II. UN PROJET DE LOI ENFIN BIENVENU MAIS DONT LES MODALITÉS DE TRANSPOSITION NÉCESSITENT DES PRÉCISIONS

A. UNE TRANSPOSITION TARDIVE MAIS SUR LAQUELLE LES PARTIES PRENANTES S'ESTIMENT PEU CONSULTÉES

La transposition de la directive NIS 2 devait intervenir avant le 17 octobre 2024 mais les circonstances politiques auront conduit à surmonter une dissolution de l'Assemblée nationale entre l'annonce du projet de loi initial pour juin 2024, le dépôt du texte le 15 octobre, puis une censure gouvernementale avant l'audition de Mme Clara Chappaz, ministre déléguée chargée de l'intelligence artificielle et du numérique, le 27 janvier 2025.

Au total, la commission spéciale aura organisé sept réunions publiques entre le 17 décembre 2024 et le 11 février 2025 : deux auditions de responsables publics - outre la ministre précitée, M. Vincent Strubel, directeur général de l'Agence nationale de la sécurité des systèmes d'information (ANSSI), et cinq tables rondes, avec les organisations professionnelles, des représentants des entreprises cyber, les associations d'élus, les autorités de régulation financière et des acteurs de la cyberdéfense. Cette séquence aura été la contribution de la commission spéciale à une meilleure sensibilisation et à une meilleure information du public sur l'effort de résilience et de lutte contre les attaques cyber à engager.

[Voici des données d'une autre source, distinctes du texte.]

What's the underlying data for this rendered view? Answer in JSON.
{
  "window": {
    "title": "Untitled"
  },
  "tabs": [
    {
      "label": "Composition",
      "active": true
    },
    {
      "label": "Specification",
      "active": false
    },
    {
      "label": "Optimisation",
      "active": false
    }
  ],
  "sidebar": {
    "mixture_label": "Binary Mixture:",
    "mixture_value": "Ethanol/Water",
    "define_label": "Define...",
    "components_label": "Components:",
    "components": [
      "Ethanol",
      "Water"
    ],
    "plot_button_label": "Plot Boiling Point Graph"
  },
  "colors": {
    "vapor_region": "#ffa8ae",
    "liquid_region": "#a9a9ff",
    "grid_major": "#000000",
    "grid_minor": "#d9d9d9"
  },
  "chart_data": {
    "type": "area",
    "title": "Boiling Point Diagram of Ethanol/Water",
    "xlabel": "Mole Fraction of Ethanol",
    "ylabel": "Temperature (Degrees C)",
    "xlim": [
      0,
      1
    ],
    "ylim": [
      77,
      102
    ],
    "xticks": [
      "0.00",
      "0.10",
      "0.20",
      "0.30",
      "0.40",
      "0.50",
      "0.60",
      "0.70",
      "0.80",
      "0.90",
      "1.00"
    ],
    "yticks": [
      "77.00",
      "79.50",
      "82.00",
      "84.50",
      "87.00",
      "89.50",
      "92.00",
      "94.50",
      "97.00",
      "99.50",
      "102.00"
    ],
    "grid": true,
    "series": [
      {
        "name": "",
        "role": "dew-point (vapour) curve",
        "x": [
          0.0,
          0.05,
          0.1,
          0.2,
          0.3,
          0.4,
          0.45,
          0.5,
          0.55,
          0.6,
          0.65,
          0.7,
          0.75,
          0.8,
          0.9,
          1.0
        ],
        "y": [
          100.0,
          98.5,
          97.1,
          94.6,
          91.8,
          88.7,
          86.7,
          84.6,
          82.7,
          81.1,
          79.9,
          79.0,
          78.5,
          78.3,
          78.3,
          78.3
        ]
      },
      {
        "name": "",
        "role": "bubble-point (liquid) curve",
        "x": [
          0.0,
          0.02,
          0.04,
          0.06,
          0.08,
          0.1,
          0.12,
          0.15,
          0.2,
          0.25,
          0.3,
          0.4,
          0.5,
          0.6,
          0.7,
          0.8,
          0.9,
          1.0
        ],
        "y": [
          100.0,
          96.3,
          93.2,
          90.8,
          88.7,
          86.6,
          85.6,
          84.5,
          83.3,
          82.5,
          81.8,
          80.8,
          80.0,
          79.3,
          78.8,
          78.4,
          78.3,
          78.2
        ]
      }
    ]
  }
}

Paradoxalement, bien que l'ANSSI ait indiqué avoir conduit depuis septembre 2023 des consultations avec plus de soixante-dix fédérations professionnelles, ainsi que les onze principales associations d'élus et quatre fédérations de collectivités territoriales - et en dépit d'une étude d'impact faisant plus de 900 pages -, l'ensemble des personnes entendues ont déploré un manque d'information et de concertation notamment sur les dispositions réglementaires d'application du projet de loi.

B. LE RISQUE QUE LA SOUSTRANSPOSITION LÉGISLATIVE N'ENGENDRE UNE SURTRANSPOSITION RÉGLEMENTAIRE

Les points d'attention portés à la connaissance de la commission spéciale ont principalement porté sur l'absence de transposition de certaines dispositions figurant dans les directives telles que des définitions de périmètre d'activité, d'incidents et de délais. Ces omissions ont pu être qualifiées de « sous-transposition législative » avec le risque d'une « sur-transposition réglementaire » dont ni les acteurs concernés, ni la commission n'ont obtenu de précisions satisfaisantes de la part du Gouvernement. Ainsi le tableau synoptique des mesures d'application du projet de loi recense 40 renvois à la prise d'un décret en conseil d'État.

Signe que ce texte mobilise le Sénat dans son ensemble, la commission des affaires européennes, présidée par Jean-François Rapin, a effectué une communication sur les dispositions de transposition et d'adaptation prévues par ce projet de loi1(*), dont les observations ont été communiquées à l'ensemble des membres de la commission spéciale. L'observation principale concerne l'assujettissement des sociétés de financement aux obligations de la directive DORA, alors même que cela n'est pas prévu par la directive, cette surtransposition n'étant pas jugée préoccupante dans la mesure où ces entités peuvent constituer une porte d'entrée pour les cybermenaces. D'agissant des directives REC et NIS 2, la commission des affaires européenne ne constate « aucune surtransposition notable », tout en précisant que « les latitudes laissées à chaque État membre pour la transposition ont néanmoins été utilisées de façon extensive par la France ».


* 1 Communication de la commission des affaires européennes sur le projet de loi relatif à la résilience des infrastructures critiques et au renforcement de la cybersécurité (13 février 2025).